Read on for the full story, then share your thoughts with us in the comment section.
Texas Judges Want to Deny Same-Sex Marriages Based on Religious Beliefs
According to the two judges, their religious beliefs should allow them to refuse same-sex couples from marrying, and they are ready to bring it to the court.
Jack County’s judge, Brian Keith Umphress, filed a federal lawsuit against the State Commission, on Wednesday.
According to him, the U.S. Constitution can be interpreted in a way that doesn’t require him to perform same-sex marriages.
And more, as the First Amendment protects his decision based on his religious beliefs.
As of the current situation, Umphress and other judges that refuse to tie same-sex marriages can be subjected to disciplinary actions.
Although Umphress is not a law Judge, he is allowed to perform marriage ceremonies.
He is currently the Judge of the Jack County Commissioners Court.
Unfortunately, this is not the first and definitely not the last case in Dallas.
In November, a similar lawsuit was filed, backing up Umphress’s current situation, by Dianne Hensley, in McLennan County.
After being punished for not performing a same-sex wedding because of her religious beliefs, she answered by suing.
Hensley said that she would “recuse herself from a case in which a party doubted her impartiality on the basis that she publicly refuses to perform same-sex weddings.”

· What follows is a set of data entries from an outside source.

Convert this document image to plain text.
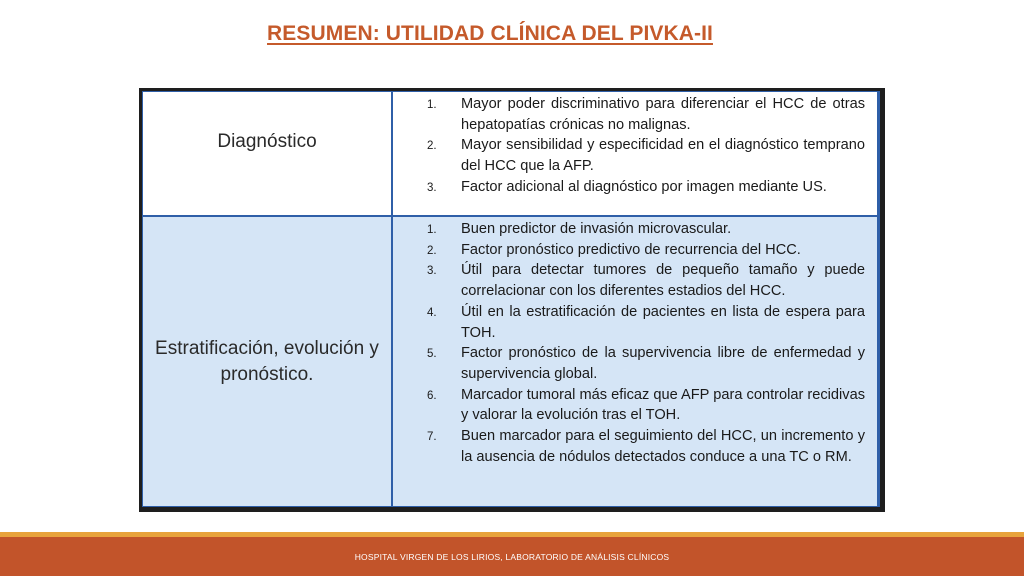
RESUMEN: UTILIDAD CLÍNICA DEL PIVKA-II
Diagnóstico
1. Mayor poder discriminativo para diferenciar el HCC de otras hepatopatías crónicas no malignas.
2. Mayor sensibilidad y especificidad en el diagnóstico temprano del HCC que la AFP.
3. Factor adicional al diagnóstico por imagen mediante US.
Estratificación, evolución y pronóstico.
1. Buen predictor de invasión microvascular.
2. Factor pronóstico predictivo de recurrencia del HCC.
3. Útil para detectar tumores de pequeño tamaño y puede correlacionar con los diferentes estadios del HCC.
4. Útil en la estratificación de pacientes en lista de espera para TOH.
5. Factor pronóstico de la supervivencia libre de enfermedad y supervivencia global.
6. Marcador tumoral más eficaz que AFP para controlar recidivas y valorar la evolución tras el TOH.
7. Buen marcador para el seguimiento del HCC, un incremento y la ausencia de nódulos detectados conduce a una TC o RM.
HOSPITAL VIRGEN DE LOS LIRIOS, LABORATORIO DE ANÁLISIS CLÍNICOS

In her case, the state commission decided that she was unable to be impartial regarding gay marriages.
Right now, Umphress is motivated to stand against gay marriages.
He is planning to run for re-election in 2022, and wants to create a platform to oppose to gay marriages, as he adheres to a “Bible-believing church.” and “marriage only exists between one man and one woman.”
So far, the commission didn’t give an answer to this situation, nor release any statements in this direction.
Of Course, The Parties Are Divided
The co-president of the Freedom From Religion Foundation, Annie Laurie Gaylor approves with the Texas judicial commission’s decision, as no judge should be above the law.
If they don’t want to carry out their duties, then they should retire or resign.
She supports freedom and she believes that sexual orientation should be irrelevant to the judges.
On the other hand, Jeremy Dys, one of Plano-based First Liberty Institute’s attorneys comes in Hensley’s defense, saying that even though she refused gay marriages, she made a list with other options for them to get married.
Dys appreciates her creativity and believes that she should not be investigated.
She should be applauded for being creative.
Right now, the situation is unsure.
In 2018, a Colorado business owner was allowed to refuse gay couples, but that doesn’t generally apply to government-provided services.
The Supreme Court also agreed to hear the Philadelphia cases, where the foster homes wouldn’t place children in same-sex facilities, even though they want to keep their contracts with the city.
We are looking forward to see how the situation moves, and we are hoping for a positive outcome.